Madrid: Madrid City Council has approved a plan to regulate holidays rentals that will shut down over 10,000 apartments for an indefinite period, which are currently used for short-term tourist stays.
The latest regulations in the Spanish capital primarily stipulate that apartments used as holiday rentals inside residential buildings in the city centre must have a separate access area from that used by regular residents. Guests will also not be able to use the same building entrance or elevators.
In essence, that means 95 per cent of the apartments will be unable to obtain the required licence to operate rentals in this way, according to city officials.
Opposition groups within the council say the plan will have an economic and legal impact on an entire sector, and will likely lead to challenges in court.
Manuel, the owner of a tourist apartment and member of an association named Madrid Aloja, was present at the council vote, and told the El Pais newspaper that he and other owners like himself would take legal action to defend their right to operate such activities.
Meanwhile, Airbnb has described the regulations as “not very clear,” “unfair” and containing “disproportionate restrictions”.
The rules will target properties that are used as holiday rentals for more than 90 days in a calendar year, as these rentals are considered to be engaging in commercial activities that require a licence to operate.
The restrictions will be active in an area that has been divided into three rings across the historical city centre, as well as districts such as Moncloa-Aravaca, Arganzuela, Latina, Usera and Carabanchel.
The city councillor for sustainable urban development, José Manuel Calvo, said that the rules were necessary because “massive tourism does not bring added value to cities, rather on the contrary, it degrades them”.
Calvo added: “In the neighborhood of Sol, there are two tourists for every resident.

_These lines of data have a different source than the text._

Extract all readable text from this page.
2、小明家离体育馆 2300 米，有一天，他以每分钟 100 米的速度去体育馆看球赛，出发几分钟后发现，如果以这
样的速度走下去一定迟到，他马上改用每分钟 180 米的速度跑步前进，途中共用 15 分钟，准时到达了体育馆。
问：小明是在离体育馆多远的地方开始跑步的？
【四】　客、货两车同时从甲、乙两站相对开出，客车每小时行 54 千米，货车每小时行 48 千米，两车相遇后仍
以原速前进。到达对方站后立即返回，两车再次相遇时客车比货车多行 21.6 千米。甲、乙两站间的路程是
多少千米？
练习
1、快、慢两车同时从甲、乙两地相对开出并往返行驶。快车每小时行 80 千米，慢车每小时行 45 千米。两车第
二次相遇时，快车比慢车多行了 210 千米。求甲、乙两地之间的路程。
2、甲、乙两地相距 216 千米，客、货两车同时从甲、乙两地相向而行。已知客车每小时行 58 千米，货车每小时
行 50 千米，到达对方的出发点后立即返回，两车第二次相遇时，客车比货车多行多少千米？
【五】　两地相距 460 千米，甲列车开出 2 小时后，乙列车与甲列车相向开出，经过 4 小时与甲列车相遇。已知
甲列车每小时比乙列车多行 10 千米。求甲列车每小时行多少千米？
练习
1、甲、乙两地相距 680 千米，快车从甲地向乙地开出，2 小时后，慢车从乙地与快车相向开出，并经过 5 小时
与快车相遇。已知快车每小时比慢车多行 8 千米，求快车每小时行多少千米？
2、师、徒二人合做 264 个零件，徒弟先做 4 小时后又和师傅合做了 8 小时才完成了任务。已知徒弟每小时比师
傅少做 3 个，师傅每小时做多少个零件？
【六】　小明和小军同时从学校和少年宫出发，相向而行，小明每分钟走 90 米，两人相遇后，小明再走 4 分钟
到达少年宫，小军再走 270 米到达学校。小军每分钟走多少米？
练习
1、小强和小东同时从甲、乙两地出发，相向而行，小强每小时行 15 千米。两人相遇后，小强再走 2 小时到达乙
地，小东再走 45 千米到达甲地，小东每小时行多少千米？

In the Cortes neighbourhood, the ratio is 1.3 tourists for every resident – this is what’s known as touristification.”
The Socialist Party (PSOE), which voted in favour of the regulatory initiative, said there were more than 15,000 properties operating as tourist accommodation in Madrid, and that more than ten per cent of them are located in the downtown Centro district.
The Popular Party (PP), which voted against the initiative, said the figure was 10,467, based on existing regional registers of licensed holiday rentals. However, city officials are refusing to reveal any numbers publicly as the activity is not regulated, according to Calvo.
PSOE councillor Mercedes González said there was an urgent need for regulation to prevent the city centre from becoming “a tourist theme park” ruled by “the law of the jungle”.
González said: “This is a first step, necessary to start walking towards a different kind of city where residents can live in peace.
She added that the boom in holiday rentals has “a clear impact” on the real estate market, where the price of rent has been rising at an annual rate of eight per cent. In addition, González pointed to friction between residents, gentrification and a change in the commercial fabric of neighbourhoods as reasons for introducing the regulations.
Meanwhile, the PP and Ciudadanos, both of which voted against the plan, said that they wanted to regulate the sector but in a different way.
PP municipal spokesman José Luis Martínez Almeida said: “Mayor Manuela Carmena [of the leftist Ahora Madrid party] wants to evict an economic sector, the holiday rental sector.”
He added that demanding an independent entrance area was simply another way of banning the activity from downtown Madrid.
Martínez Almeida said: “There is a for-profit use from day one, not from day 91.”
The city has a team of 22 inspectors who have examined 11,936 homes in 502 buildings. Of these, 1,729 (14,48 per cent) were being used as holiday rentals.
Although municipal authorities have no power to issue fines, they can commence individual proceedings that could result in the closure of any unlicensed business activity.